Zu Vorsitzenden des Kongresses wurden Geib und Hasenclever gewählt. Bei der Mandatprüfung erklärte ich mich für die Zulassung einer kleinen Vereinigung von Lassalleanern in Leipzig, die sich vom Hauptverein abgesplittert hatte. Solle Vereinigung sein, so ganze. Auer widersprach. Mein Antrag fiel, doch ließ man den Vertreter der Sekte mit beratender Stimme zu. Ich hatte also halb gesiegt. Weiter war von Breslau der Antrag gestellt, die beiden Fraktionen sollten vor Eintritt des Gesamtkongresses in die Beratung ihre Separatkongresse abhalten, um ihre inneren Angelegenheiten zu ordnen. Dagegen erklärte sich Auer. Diese könnten ebensogut nach dem allgemeinen Kongreß abgehalten werden. Die Eisenacher brauchten dazu einen Tag. Deren Abrechnungen stimmten, wie die anwesenden Delegierten bezeugen würden. Der Kongreß finde nach getroffenen Vereinbarungen der Vertreter der beiden Parteien statt. Hintergedanken habe niemand gehabt. Bei den Eisenachern gelte die Parole: Wir sind arm, aber ehrlich. Wir könnten den Kongreß nicht in die Länge ziehen, daher seien wir gegen den Breslauer Antrag. Diese Ausführungen Auers verletzten erklärlicherweise die andere Seite, und so nahm Fritzsche am folgenden Tage das Wort, um sich über die Aeußerung Auers: „Wir sind arm, aber ehrlich“, zu beschweren. Diese Worte erweckten den Verdacht, als gehe es im Allgemeinen Deutschen Arbeiterverein unehrlich zu. Geib beruhigte Fritzsche. Auer erklärte: Er halte die Aeußerung unter den gegebenen Verhältnissen für gerechtfertigt. Die Lassalleaner hätten selbst solche Angriffe erhoben und dabei von „beiden Seiten“ gesprochen.

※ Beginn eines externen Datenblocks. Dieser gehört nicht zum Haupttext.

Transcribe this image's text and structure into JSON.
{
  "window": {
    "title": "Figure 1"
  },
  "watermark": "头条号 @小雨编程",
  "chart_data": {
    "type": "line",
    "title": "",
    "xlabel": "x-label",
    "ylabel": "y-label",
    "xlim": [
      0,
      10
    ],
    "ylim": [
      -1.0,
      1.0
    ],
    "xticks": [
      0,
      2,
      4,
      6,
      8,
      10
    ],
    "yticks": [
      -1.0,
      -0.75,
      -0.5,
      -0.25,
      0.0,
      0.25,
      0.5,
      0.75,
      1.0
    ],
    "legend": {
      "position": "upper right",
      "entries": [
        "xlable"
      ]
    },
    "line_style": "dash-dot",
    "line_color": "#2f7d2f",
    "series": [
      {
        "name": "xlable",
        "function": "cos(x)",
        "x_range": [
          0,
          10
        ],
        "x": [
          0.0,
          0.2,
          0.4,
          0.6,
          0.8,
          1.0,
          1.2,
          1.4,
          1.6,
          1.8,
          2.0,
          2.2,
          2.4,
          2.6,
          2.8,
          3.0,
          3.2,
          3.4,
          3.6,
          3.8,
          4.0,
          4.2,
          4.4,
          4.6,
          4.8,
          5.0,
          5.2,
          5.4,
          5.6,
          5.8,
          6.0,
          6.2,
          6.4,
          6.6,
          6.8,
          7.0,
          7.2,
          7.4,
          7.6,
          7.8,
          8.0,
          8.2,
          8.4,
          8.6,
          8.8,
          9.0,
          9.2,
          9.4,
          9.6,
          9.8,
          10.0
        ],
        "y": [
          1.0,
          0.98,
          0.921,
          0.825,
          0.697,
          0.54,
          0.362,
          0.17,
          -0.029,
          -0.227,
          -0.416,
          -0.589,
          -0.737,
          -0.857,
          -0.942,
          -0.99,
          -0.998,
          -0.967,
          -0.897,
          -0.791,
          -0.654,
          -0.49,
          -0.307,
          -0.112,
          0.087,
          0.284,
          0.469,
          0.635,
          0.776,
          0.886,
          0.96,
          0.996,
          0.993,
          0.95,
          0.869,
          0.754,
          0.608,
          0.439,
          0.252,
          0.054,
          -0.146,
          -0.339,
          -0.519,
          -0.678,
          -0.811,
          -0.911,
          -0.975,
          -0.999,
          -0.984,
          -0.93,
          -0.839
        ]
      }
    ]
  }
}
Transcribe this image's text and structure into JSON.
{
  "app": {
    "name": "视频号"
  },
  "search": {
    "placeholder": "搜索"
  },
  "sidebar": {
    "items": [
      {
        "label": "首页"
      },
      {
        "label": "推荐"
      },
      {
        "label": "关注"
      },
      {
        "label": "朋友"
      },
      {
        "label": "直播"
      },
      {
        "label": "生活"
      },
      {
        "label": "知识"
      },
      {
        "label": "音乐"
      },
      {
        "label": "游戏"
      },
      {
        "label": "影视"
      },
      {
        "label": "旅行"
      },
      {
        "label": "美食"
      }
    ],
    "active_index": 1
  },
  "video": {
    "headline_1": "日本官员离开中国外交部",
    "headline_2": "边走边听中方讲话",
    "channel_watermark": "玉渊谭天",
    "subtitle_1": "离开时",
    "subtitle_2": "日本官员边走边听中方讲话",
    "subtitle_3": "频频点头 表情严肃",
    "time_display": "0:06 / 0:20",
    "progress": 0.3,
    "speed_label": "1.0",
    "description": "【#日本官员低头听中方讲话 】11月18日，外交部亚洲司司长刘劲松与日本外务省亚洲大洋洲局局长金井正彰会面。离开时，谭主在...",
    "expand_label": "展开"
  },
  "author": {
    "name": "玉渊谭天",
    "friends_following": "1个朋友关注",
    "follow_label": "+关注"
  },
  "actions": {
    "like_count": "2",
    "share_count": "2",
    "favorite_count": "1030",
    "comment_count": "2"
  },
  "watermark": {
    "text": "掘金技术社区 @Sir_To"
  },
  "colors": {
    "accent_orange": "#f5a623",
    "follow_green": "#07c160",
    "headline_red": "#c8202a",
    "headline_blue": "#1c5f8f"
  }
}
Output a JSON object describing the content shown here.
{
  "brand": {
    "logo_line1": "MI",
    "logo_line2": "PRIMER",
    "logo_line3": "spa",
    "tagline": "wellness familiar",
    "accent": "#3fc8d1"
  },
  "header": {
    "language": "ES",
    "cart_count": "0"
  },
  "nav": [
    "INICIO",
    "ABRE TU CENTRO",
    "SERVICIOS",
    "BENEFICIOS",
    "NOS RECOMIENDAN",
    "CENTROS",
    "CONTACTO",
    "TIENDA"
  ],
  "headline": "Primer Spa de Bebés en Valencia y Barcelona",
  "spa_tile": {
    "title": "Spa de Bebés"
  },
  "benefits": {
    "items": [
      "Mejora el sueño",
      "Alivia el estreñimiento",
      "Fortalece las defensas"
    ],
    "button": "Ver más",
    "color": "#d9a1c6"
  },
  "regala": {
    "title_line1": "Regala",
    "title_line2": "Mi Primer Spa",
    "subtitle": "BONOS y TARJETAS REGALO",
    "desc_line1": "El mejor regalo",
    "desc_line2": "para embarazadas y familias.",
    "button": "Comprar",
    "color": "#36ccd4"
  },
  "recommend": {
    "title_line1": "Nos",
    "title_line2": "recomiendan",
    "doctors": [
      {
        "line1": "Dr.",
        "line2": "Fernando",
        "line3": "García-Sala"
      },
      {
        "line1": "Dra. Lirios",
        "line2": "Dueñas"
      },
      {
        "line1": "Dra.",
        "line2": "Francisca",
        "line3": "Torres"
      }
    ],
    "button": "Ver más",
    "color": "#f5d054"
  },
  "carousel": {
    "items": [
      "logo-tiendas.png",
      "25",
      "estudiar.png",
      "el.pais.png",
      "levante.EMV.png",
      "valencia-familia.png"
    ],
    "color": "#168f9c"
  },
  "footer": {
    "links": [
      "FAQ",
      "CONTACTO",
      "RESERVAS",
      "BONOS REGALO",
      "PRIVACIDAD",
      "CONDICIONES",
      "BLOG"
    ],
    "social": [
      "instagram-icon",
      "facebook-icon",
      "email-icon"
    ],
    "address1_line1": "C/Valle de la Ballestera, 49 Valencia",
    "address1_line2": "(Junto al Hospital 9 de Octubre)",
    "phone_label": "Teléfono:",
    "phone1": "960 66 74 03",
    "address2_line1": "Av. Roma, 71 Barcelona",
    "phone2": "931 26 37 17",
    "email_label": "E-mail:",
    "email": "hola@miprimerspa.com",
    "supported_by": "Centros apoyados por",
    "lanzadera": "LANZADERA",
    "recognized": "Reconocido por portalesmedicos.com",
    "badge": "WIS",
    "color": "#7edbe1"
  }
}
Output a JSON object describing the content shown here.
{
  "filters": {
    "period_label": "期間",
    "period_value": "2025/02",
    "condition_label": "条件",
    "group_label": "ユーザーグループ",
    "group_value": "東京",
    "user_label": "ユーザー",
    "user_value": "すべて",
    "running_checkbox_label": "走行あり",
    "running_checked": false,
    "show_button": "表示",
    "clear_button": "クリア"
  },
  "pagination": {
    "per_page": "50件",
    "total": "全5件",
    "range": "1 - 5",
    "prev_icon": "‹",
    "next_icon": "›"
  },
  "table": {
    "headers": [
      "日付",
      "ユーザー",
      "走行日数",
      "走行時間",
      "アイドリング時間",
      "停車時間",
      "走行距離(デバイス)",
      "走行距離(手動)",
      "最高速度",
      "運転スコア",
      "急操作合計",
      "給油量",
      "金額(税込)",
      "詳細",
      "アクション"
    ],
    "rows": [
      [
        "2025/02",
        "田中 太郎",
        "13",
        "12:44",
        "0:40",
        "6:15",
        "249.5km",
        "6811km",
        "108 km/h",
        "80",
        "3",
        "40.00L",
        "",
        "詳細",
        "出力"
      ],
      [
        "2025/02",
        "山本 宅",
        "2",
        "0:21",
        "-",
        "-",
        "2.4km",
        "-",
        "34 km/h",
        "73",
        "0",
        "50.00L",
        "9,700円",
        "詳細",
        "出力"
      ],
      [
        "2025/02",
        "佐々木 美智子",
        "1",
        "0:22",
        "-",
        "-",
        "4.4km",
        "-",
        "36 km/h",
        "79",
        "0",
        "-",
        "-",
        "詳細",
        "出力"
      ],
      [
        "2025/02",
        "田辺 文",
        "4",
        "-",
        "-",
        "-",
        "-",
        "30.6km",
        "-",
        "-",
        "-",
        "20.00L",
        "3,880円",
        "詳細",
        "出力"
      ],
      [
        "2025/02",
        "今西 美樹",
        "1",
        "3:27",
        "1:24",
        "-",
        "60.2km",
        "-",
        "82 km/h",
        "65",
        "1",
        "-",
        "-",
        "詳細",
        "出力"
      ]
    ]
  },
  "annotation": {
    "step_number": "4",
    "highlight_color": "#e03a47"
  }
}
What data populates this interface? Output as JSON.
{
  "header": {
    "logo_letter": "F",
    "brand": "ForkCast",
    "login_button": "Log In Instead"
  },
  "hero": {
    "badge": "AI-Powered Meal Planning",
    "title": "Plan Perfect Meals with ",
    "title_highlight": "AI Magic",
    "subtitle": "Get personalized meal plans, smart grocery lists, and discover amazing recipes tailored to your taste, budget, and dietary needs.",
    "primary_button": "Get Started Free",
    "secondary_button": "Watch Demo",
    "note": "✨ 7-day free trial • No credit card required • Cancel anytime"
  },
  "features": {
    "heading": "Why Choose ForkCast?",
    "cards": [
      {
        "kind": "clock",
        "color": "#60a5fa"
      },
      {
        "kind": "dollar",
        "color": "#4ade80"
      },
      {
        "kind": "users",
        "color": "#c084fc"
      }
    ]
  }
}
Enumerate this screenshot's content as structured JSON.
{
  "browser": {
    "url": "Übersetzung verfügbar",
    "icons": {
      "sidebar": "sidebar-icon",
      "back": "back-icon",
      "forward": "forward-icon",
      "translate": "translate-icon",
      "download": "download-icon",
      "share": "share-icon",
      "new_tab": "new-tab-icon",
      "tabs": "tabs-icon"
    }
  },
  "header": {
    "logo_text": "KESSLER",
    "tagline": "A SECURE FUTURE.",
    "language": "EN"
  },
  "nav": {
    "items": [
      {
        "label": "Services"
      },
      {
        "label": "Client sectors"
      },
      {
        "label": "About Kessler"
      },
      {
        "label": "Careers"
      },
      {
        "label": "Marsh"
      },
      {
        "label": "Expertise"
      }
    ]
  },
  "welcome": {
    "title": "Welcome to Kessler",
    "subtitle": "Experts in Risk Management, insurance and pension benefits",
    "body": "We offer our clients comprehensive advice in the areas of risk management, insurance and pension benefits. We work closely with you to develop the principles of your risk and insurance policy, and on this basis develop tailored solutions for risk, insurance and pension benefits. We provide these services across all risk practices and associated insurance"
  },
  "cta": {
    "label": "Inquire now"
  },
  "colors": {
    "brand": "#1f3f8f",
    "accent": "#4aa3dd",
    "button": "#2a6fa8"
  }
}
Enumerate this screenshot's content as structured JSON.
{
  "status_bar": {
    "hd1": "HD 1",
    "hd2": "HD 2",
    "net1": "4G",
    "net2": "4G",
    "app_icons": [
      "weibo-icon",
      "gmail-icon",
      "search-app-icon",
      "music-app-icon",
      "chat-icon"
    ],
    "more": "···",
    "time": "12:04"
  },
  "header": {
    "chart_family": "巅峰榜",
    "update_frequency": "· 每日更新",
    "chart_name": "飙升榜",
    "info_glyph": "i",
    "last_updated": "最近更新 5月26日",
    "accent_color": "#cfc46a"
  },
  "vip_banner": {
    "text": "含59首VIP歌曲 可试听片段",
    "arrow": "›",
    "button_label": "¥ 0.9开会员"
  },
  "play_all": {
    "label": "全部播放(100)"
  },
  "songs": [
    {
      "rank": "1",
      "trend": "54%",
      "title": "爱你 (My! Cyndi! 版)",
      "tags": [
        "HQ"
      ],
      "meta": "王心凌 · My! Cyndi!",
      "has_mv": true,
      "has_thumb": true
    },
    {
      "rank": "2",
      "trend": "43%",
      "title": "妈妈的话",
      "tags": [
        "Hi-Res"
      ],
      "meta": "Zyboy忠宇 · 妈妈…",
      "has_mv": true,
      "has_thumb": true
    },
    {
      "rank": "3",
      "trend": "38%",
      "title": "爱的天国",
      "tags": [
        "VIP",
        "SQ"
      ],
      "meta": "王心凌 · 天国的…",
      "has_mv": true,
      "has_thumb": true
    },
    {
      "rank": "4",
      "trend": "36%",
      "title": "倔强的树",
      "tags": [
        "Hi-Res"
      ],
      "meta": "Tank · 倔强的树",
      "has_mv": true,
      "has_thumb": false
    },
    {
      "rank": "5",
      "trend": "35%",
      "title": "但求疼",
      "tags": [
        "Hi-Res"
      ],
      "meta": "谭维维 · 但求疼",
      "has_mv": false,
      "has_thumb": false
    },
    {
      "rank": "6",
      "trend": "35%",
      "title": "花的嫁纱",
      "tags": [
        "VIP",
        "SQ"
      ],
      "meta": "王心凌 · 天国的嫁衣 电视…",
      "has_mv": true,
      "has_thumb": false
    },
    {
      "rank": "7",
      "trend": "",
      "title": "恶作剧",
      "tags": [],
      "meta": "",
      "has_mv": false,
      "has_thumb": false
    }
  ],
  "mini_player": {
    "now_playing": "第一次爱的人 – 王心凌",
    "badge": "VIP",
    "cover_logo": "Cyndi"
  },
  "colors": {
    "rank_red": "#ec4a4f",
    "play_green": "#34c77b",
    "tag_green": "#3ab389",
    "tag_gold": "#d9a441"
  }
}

Dieses war der einzige ernstliche Mißton, der in den Verhandlungen zum
Vorschein kam.

In der Programmfrage war Liebknecht Referent. Im Programm war der Satz enthalten: Die Befreiung der Arbeiter muß das Werk der Arbeiterklasse sein, „der gegenüber alle anderen Klassen nur eine reaktionäre Masse sind“. Ich beantragte, an Stelle des letzten Satzes zu sagen: Der gegenüber alle anderen Klagen reaktionär sind. Vahlteich ging weiter und beantragte die Streichung des ganzen Abschnittes. Sein Antrag wurde mit 12 gegen 111 Stimmen, der meine mit 58 gegen 50 Stimmen abgelehnt. Bei der Spezialberatung der nächsten Forderungen beantragte ich, das Wahlrecht für Staatsangehörige beiderlei Geschlechts zu fordern. Hasselmann erklärte sich gegen, Auer für meinen Antrag. Derselbe wurde mit 55 gegen 62 Stimmen abgelehnt. Nachträglich gab Hasenclever die Erklärung ab: Viele Delegierte hätten gegen meinen Antrag gestimmt, weil sie die Forderung durch den Ausdruck Staatsangehörigen gedeckt hielten; ähnlich äußerte sich Liebknecht, er habe aus stilistischen Gründen (beiderlei Geschlechts) gegen meinen Antrag gestimmt, in der Sache selbst sei er mit mir einverstanden. Es wurden alsdann noch eine Reihe kleinerer Verbesserungsanträge, die wir gestellt, angenommen. In der Endabstimmung fand das Programm einstimmig Annahme. In seinen prinzipiellen Sätzen lautete nunmehr dasselbe:

1. Die Arbeit ist die Quelle alles Reichtums und aller Kultur, und da allgemein nutzbringende Arbeit nur durch die Gesellschaft möglich ist, so gehört der Gesellschaft, das heißt allen ihren Gliedern, das gesamte Arbeitsprodukt, bei allgemeiner Arbeitspflicht, nach gleichem Recht, jedem nach seinen vernunftgemäßen Bedürfnissen.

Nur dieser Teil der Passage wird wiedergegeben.